我這個不長眼的老頭子,就自己撞在車上了。實在是沒有辦法,才想出來......”
警察:“那也不能敲詐勒索啊?觸犯法律。”
交警又補充一句:“說,車子當時怎麼撞上去的?不準編瞎話。”
父子倆人對視一眼,是王發朋如實說道:“是我,我剛學開車,掌握不住方向,我爹在邊上看著,被我撞上去了......”
楊晚霄問道:“我們昨晚把你爹送到醫院的時候,你們在哪兒?”他更好奇,為什麼不是昨晚被訛上,而是今天呢?
王發朋嘟囔道:“我爹在路上喊了許久,竟沒有一個伸出援手的,我們就想著不能讓我爹蹲在馬路上繼續流血,我們剛回去開車,你們就恰巧路過,把我爹送到了醫院。”
說道這兒,王發朋也氣,等他們追到醫院的時候,貨車已經開走了,愣是讓他們錯過的最佳時間。

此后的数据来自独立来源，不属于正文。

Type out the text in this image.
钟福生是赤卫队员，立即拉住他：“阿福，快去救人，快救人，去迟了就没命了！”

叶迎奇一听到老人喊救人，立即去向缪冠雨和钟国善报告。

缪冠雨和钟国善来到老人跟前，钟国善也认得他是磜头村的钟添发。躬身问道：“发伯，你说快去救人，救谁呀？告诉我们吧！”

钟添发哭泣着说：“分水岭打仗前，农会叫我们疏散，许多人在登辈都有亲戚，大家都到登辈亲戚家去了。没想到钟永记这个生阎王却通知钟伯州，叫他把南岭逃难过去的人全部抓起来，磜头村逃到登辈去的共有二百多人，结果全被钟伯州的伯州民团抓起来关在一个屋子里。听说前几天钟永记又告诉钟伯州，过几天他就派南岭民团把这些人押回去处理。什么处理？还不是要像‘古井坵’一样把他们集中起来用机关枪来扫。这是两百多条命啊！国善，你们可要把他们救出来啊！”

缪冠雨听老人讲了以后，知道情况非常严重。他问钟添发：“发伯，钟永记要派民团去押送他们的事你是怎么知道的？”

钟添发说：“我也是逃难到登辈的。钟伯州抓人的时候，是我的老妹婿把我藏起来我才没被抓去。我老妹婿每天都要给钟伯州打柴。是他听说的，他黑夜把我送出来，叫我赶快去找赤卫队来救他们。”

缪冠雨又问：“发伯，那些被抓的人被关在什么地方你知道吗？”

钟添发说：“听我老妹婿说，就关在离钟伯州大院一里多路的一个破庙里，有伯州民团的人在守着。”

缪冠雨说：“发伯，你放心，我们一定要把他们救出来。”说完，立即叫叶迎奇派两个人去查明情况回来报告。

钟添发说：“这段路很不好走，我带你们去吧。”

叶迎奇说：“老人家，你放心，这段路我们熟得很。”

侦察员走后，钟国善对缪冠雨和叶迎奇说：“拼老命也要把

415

要不是在他爹的床頭,發現了花生酥糖,他也找不到事主。
趙康吉瞪大了眼:“早知如此,我當初就應該也繞過去。那你後來怎麼找到我們的?”
“你們給我爹留下一百塊錢,還給他留了一些糖,說讓他疼的時候,吃一顆,我爹說你們車上有很重的糖味,這些天,在這雲市送這種糖的車,就你們一輛。”
所以,他才帶著兩個弟弟,將趙康吉堵了一個正著。
整個事情經過都清楚了。
在場的警察和交警,都被這父子四人的無恥給氣著了。
警察開口訓斥:“知不知道,你們這種作為,會給社會帶來什麼影響?”
“就是你們這樣的人多了,才會打擊別人做好事的積極性。”
“人窮不能光想著旁門左道,否則等待你們的就是牢獄之災。”
“知道你們今天這種行為,夠你判五年了。”
“五萬塊,你們還真敢要?”
父子四人被訓得跟鵪鶉一樣,只敢點頭,不敢出聲。
警察訓斥完後,又問楊晚霄的意見。
楊晚霄想起自家堂妹經常跟他講的,在外做生意,還是要和氣生財。
再看看這父子四人,是光腳不怕穿鞋的,真要是把人給逼急了?
真要誠心尋他們的麻煩,那他們以後的日子就不得安生了。
他與易興修對視一眼,心中有了決斷:“警察同志,念在他們不懂法,才生出旁門左道的心思,也是觸犯,我想給他們一次重新做人的機會,這次就不追究了。”
“謝謝、謝謝恩人。”王大軍拎著自己三個兒子,不斷對楊晚霄點頭感謝,其實,原本兒子要訛人的事,他也是不同意的,可又拗不過。
警察:“既然人家不追究了,我們也暫時不把你們帶回去審訊,今天的所作所為已經記錄在案,以後再動了歪心思,就一併清算。”